Gee's Bend Prints: From Quilts to Prints is on view through July 7, 2023 in the Modlin Center Booth Lobby.

The prints in this exhibition are inspired by the quilts of Gee’s Bend, Alabama. African American women of this remote community have created hundreds of quilts for more than a century. The quilts have been recognized as “some of the most miraculous works of modern art America has produced,” as noted by Michael Kimmelman, The New York Times art critic.

Several of the younger generations of quilters have made etchings based on small-scaled maquette quilts. Collaborating with master printers at Paulson Fontaine Press in Berkeley, California, the artists used innovative techniques to transfer the quilt design to an etching that highlights the strong patterns, textures, and compositions of traditional Gee’s Bend quilts. The artists featured in the exhibition include Louisiana Bendolph, Loretta Pettway, Mary Lee Bendolph, and Essie Bendolph Pettway.

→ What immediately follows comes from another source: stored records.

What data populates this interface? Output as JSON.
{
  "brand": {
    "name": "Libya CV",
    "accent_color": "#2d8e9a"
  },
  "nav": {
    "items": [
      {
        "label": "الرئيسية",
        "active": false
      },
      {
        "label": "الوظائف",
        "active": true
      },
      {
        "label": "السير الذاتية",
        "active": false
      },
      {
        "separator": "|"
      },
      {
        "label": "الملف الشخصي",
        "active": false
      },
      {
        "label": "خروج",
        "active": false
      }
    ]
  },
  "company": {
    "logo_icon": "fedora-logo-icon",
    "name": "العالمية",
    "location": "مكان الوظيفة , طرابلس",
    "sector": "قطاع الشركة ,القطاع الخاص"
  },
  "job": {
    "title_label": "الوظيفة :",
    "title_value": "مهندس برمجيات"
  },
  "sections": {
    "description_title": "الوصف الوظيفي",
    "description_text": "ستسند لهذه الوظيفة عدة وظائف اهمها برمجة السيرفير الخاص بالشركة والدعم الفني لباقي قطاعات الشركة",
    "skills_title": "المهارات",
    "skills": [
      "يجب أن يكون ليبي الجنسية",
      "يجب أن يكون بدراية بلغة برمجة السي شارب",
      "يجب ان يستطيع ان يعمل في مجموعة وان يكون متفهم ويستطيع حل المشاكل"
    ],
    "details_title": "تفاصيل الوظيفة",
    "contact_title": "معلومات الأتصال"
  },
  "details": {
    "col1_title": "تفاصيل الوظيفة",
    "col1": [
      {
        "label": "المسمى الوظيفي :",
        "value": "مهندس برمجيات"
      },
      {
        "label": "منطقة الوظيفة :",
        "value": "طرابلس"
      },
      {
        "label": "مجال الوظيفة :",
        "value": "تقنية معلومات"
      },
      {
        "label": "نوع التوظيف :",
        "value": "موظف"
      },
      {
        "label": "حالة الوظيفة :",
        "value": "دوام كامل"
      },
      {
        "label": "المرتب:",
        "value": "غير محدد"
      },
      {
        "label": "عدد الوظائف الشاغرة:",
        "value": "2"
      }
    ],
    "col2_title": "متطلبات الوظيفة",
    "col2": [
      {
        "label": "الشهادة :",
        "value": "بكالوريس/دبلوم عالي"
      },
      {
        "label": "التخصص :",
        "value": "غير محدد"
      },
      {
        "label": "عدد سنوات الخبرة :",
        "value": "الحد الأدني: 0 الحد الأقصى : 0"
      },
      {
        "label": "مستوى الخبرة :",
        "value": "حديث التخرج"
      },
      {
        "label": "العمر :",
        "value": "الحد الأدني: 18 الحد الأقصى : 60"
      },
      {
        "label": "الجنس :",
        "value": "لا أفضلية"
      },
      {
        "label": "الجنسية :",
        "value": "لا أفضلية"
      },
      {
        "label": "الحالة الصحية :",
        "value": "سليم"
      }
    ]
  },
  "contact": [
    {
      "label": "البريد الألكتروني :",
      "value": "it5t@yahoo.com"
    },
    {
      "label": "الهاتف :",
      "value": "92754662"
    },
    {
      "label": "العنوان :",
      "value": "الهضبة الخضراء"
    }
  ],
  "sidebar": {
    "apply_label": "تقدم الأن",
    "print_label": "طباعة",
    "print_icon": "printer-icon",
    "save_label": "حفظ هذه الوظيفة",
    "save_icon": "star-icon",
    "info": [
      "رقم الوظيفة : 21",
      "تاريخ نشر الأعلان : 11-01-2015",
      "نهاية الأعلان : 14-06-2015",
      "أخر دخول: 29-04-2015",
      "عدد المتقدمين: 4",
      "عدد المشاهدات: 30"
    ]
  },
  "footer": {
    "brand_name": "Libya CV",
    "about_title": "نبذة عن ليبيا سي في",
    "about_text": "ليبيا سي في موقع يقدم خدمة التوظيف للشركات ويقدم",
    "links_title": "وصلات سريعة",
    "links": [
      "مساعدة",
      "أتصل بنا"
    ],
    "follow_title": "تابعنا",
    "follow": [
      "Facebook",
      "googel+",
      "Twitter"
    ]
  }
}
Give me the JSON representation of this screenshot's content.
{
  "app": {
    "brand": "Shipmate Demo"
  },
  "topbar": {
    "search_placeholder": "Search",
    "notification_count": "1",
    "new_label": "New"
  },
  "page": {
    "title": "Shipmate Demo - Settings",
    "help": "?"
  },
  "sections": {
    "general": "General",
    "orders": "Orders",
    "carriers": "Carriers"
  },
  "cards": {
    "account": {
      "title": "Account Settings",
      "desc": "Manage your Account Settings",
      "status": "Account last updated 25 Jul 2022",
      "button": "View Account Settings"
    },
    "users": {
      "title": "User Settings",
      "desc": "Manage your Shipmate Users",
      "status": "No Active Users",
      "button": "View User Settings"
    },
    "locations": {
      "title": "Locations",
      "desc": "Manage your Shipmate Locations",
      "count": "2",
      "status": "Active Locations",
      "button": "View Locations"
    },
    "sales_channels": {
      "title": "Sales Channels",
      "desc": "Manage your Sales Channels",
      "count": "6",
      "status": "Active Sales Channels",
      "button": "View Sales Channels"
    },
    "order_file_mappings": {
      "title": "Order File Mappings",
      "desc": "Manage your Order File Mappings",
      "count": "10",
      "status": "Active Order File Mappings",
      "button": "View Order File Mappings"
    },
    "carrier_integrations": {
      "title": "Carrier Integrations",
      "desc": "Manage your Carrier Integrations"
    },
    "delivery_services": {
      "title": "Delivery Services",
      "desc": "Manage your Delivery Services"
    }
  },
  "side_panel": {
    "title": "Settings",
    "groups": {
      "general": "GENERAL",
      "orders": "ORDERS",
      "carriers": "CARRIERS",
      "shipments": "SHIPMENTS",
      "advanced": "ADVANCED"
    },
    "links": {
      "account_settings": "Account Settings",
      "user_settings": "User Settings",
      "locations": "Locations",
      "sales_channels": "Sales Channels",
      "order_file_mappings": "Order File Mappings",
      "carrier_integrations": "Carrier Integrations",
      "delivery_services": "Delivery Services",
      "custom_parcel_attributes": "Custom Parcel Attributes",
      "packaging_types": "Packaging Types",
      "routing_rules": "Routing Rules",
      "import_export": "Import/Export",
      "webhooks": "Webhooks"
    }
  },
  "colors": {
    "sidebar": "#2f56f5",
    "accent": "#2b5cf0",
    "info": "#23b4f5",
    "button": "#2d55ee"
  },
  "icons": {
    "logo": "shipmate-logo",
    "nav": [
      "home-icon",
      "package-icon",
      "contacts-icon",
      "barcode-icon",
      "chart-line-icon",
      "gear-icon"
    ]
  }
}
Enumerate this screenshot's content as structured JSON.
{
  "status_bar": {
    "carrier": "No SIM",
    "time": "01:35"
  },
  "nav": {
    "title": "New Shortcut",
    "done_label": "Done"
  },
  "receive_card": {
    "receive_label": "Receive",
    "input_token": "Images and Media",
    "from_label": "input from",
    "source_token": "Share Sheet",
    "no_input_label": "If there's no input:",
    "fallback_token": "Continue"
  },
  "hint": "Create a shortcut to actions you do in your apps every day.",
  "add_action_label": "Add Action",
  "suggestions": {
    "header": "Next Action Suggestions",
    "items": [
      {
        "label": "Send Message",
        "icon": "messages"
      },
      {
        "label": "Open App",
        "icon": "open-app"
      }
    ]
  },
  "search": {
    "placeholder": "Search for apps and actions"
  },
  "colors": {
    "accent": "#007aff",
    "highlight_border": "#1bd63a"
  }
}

Cabinet of Curiosity Reimagined: Museum Studies Seminar is on view through May 5, 2023, in the Department of Art & Art History.

Cabinets of curiosity, or “wunderkammer,” were the primary mode of displaying collections among European royals and aristocrats from the mid-16th through mid-18th centuries, showcasing natural specimens, cultural artifacts, and works of art. These cabinets fell out of fashion with the advent of scientific classification and museum development in the 18th and 19th centuries. In response to the resurgence of the cabinet display format in the modern museum world, this exhibition examines the purpose and power of museums –– their developing methods of collection and curation over time, often controversial acquisition of objects, and ability to inspire and influence audiences.

The cabinet features selected works of art and natural specimens from the collections of the Lora Robins Gallery, which is currently closed for construction and renovation in the Boatwright Memorial Library building.